Association Considers Genetics, Justice, Minorities

 
Author: Aaron Hall
 

With a program entitled "DNA: Genetics, Criminal Justice, and the Minority Community," a large professional association considered for the first time the implications of genetics for law enforcement and civil rights. On September 23-24, 1994, the Justice George Lewis Ruffin Society of Massachusetts marked its tenth anniversary by bringing Boston law-enforcement representatives together with minority professionals to examine issues of genetics; race; criminal behavior; and civil discrimination in employment, insurance, and health care.

Ruffin Society President Judge Julian R. Houston (Massachusetts Superior Court) heralded the 150-person convocation as "an opportunity for us to confront and consider the future as it rolls out of the laboratory and into the courtroom and the streets." Aided by a grant from the Ethical, Legal, and Social Issues (ELSI) component of the DOE Human Genome Program, the conference received high marks from participants and local news media. "We planned carefully," Houston said, "and it paid off with a program and a process in which I think we justifiably can take pride." The project is managed by Robert D. Croatti, Associate Dean of the College of Criminal Justice, Northeastern University.

The conference planning committee included a representative from each of the collaborating organizations: College of Criminal Justice of Northeastern University; Massachusetts State Police; Boston Police Department; Massachusetts Division of Probation and Parole; Massachusetts Superior Court; Harvard University Law School; Franklin Flaschner Judicial Institute; Whitehead Institute; and the Washington-based Einstein Institute for Science, Health, and the Courts.
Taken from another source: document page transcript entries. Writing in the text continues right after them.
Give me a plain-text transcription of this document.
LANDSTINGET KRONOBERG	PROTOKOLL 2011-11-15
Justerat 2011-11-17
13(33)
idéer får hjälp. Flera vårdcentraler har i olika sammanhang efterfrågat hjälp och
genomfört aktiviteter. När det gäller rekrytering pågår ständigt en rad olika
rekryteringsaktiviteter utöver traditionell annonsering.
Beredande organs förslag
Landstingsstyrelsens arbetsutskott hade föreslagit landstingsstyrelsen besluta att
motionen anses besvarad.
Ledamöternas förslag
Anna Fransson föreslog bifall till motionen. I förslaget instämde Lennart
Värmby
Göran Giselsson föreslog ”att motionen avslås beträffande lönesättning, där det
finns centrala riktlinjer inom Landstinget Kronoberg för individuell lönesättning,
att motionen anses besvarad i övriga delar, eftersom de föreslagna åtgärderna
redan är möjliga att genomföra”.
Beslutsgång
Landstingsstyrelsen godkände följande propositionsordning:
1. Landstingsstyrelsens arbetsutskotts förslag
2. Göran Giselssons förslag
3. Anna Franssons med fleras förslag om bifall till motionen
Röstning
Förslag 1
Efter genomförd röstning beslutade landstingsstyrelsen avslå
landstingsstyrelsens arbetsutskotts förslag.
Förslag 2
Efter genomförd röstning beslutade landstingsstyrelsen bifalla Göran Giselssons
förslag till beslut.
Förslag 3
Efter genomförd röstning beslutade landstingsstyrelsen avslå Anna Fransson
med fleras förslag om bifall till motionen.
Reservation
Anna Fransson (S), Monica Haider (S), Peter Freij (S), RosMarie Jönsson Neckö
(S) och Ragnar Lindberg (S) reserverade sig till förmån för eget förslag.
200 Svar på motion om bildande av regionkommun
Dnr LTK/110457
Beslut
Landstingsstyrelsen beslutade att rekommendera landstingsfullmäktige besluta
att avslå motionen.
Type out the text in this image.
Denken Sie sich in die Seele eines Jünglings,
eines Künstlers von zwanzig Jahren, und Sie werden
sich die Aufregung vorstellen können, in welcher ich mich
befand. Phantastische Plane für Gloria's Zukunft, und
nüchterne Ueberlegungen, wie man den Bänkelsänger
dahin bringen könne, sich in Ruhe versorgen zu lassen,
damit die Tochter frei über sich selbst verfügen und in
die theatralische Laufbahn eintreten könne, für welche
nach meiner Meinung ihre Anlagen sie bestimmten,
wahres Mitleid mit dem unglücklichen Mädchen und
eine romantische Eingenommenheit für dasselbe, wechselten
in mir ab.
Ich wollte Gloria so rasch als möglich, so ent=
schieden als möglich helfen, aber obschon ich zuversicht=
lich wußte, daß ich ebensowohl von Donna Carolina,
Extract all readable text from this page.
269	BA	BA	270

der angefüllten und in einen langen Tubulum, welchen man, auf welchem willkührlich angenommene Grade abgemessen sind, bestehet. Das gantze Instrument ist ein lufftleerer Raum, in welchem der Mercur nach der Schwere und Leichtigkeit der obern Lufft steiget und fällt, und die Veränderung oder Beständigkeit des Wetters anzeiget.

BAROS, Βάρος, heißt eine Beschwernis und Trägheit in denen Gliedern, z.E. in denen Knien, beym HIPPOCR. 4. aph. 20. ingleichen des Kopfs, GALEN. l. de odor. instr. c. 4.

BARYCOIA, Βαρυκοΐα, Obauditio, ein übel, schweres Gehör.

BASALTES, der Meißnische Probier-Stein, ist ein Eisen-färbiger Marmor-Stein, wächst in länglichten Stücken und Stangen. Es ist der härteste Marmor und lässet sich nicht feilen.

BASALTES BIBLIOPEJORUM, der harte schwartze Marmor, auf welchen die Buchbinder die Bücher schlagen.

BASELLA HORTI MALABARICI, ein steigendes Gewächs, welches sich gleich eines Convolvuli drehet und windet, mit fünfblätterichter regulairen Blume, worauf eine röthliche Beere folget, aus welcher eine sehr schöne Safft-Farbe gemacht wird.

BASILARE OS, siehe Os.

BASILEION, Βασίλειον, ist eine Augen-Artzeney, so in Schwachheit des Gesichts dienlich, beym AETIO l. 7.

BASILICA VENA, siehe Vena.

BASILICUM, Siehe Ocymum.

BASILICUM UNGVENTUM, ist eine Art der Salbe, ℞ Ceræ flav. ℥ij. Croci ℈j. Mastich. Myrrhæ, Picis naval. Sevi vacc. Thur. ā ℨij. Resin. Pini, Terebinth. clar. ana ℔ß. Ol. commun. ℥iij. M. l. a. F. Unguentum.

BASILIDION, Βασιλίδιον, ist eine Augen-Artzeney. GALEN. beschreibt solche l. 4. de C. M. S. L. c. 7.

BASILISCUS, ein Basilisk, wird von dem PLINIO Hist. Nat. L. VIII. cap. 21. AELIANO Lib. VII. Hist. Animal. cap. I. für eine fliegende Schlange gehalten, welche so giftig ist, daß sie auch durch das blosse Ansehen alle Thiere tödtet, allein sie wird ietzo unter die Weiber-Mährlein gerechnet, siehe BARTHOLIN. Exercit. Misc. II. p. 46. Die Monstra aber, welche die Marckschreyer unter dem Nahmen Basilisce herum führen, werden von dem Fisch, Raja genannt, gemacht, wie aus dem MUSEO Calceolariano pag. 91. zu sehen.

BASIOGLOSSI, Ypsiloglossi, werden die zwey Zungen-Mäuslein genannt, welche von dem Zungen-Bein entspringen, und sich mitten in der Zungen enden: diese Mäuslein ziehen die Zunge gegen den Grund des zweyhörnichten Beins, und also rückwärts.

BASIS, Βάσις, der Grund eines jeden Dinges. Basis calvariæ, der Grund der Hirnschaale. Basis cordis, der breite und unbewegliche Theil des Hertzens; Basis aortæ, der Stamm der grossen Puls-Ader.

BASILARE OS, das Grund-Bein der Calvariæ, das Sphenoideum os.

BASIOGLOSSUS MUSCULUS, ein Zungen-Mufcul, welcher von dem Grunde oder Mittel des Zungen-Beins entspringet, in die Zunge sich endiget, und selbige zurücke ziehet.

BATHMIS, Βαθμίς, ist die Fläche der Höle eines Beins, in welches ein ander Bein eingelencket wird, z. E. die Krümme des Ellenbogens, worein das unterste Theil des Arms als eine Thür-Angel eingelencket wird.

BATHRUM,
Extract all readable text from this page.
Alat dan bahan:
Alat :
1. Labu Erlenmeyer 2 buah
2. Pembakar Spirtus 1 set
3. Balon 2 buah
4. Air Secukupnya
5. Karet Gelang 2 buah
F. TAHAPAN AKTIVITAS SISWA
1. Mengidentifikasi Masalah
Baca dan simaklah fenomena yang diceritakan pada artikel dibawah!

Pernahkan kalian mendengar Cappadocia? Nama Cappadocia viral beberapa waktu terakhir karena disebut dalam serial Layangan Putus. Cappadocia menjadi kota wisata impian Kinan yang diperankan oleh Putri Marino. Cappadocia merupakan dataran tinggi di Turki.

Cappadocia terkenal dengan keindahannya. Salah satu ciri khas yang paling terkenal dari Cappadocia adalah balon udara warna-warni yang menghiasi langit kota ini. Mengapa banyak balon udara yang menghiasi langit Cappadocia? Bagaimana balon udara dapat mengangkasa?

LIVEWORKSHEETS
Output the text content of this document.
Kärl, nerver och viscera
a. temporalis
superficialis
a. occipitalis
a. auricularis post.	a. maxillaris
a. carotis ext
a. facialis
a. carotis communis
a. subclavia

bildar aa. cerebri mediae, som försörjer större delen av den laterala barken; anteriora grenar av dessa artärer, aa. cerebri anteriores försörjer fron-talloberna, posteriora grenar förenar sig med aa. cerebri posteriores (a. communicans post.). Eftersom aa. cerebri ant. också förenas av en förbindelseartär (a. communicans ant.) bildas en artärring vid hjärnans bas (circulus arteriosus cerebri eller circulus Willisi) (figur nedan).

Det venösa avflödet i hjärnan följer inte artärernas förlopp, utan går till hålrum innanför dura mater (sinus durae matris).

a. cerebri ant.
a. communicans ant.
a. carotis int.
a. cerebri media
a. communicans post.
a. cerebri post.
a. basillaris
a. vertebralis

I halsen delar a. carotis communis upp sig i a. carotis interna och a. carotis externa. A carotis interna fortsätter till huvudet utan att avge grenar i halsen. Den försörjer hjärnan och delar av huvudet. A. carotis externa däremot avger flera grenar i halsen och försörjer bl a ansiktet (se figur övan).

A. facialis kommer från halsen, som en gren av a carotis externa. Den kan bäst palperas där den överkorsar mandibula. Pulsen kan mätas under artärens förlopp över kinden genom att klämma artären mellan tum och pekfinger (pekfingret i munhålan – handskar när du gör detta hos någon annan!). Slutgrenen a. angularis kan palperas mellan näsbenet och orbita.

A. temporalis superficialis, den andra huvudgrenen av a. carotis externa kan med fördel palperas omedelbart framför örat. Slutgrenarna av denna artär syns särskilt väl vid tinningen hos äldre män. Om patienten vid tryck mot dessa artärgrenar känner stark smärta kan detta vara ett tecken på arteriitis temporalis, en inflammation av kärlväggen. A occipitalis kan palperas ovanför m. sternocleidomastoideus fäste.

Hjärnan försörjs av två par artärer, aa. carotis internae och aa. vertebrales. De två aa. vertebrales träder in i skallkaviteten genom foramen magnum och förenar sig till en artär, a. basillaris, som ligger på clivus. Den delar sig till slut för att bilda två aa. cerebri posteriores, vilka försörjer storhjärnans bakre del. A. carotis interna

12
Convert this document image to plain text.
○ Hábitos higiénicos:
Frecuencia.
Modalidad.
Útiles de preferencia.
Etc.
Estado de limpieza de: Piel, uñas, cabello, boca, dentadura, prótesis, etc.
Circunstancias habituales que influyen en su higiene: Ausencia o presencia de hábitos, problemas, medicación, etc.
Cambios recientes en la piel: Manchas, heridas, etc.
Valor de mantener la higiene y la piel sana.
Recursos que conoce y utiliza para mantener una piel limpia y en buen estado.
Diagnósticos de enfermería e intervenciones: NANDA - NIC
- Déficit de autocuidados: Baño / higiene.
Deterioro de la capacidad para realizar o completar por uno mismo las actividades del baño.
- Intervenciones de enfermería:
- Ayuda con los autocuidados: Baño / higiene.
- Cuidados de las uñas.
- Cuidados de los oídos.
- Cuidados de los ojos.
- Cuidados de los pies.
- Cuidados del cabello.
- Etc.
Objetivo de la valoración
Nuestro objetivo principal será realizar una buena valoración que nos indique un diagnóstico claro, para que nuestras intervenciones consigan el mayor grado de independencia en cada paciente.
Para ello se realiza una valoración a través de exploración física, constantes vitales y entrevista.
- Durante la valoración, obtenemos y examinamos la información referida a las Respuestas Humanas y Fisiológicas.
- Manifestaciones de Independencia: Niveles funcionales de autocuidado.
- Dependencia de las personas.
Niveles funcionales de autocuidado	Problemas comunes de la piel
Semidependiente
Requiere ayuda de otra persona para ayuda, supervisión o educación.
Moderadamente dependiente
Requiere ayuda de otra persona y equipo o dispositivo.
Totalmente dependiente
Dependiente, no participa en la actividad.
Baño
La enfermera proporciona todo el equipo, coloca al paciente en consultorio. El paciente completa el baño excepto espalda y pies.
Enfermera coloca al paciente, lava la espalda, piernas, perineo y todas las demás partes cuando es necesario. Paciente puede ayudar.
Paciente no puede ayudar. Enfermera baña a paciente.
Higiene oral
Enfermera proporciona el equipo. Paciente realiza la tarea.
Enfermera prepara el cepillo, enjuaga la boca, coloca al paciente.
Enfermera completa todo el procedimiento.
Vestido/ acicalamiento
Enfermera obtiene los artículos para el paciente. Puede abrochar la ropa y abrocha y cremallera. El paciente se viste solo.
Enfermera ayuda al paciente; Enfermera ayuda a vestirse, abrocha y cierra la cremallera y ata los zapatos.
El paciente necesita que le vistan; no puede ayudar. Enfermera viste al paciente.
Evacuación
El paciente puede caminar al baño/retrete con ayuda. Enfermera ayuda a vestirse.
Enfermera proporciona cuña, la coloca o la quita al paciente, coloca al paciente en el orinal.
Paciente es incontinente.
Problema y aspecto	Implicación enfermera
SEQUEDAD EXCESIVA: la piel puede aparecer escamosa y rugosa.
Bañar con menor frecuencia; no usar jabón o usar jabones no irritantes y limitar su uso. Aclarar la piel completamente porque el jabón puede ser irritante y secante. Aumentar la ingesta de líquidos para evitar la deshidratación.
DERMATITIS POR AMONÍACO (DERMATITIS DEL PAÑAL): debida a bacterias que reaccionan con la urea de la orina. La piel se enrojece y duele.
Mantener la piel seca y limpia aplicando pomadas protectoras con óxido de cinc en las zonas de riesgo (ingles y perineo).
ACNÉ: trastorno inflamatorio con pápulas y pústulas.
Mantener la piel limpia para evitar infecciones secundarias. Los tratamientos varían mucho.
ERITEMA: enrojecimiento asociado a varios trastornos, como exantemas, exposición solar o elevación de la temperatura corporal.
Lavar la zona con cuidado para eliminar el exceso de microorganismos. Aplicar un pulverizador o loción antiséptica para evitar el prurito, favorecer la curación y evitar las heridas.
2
"You can't depend on just one sector when we see the spillover of genetic discovery into criminal proceedings, discrimination, and health care," Houston observed. "It takes a whole team, and we were very lucky to have had one."

Convocation plenary and discussion sessions surveyed every high-profile issue confronting forensic and medical molecular biology, from criminal identification and paternity establishment to the possible role of genetics in criminal predisposition. The educational program featured plenary sessions in DNA analysis, behavioral predisposition limitations, and technologies generated and promised by the Human Genome Project.

The unique program featured five small-group discussions with trained leaders and recorders. These groups focused on hypothetical cases involving the day-to-day implications of scientific progress. Postdoctoral fellows from the Whitehead Institute served as science advisors, who were trained by Franklin Zweig (Einstein Institute) and Judge Rosalyn Bell (Maryland Court of Special Appeals).

The Ruffin Society, an association of minority criminal justice professionals employed in Massachusetts law enforcement, is named for the first African American appointed to the Massachusetts courts (in 1883). A 57-page report drafted by Einstein Institute personnel is being converted into a booklet highlighting the Ruffin Convocation (book requests, Fax: 301/913-5739).

In the report Zweig and Bell commented, "The ELSI program has shown in this convocation that minority engagement with issues raised by genetics can produce a real and durable agenda that in turn can undergird future policy considerations. The Ruffin Society has shown that these issues can be anticipated, discussed, and interpreted within a scientific, legal, and social context."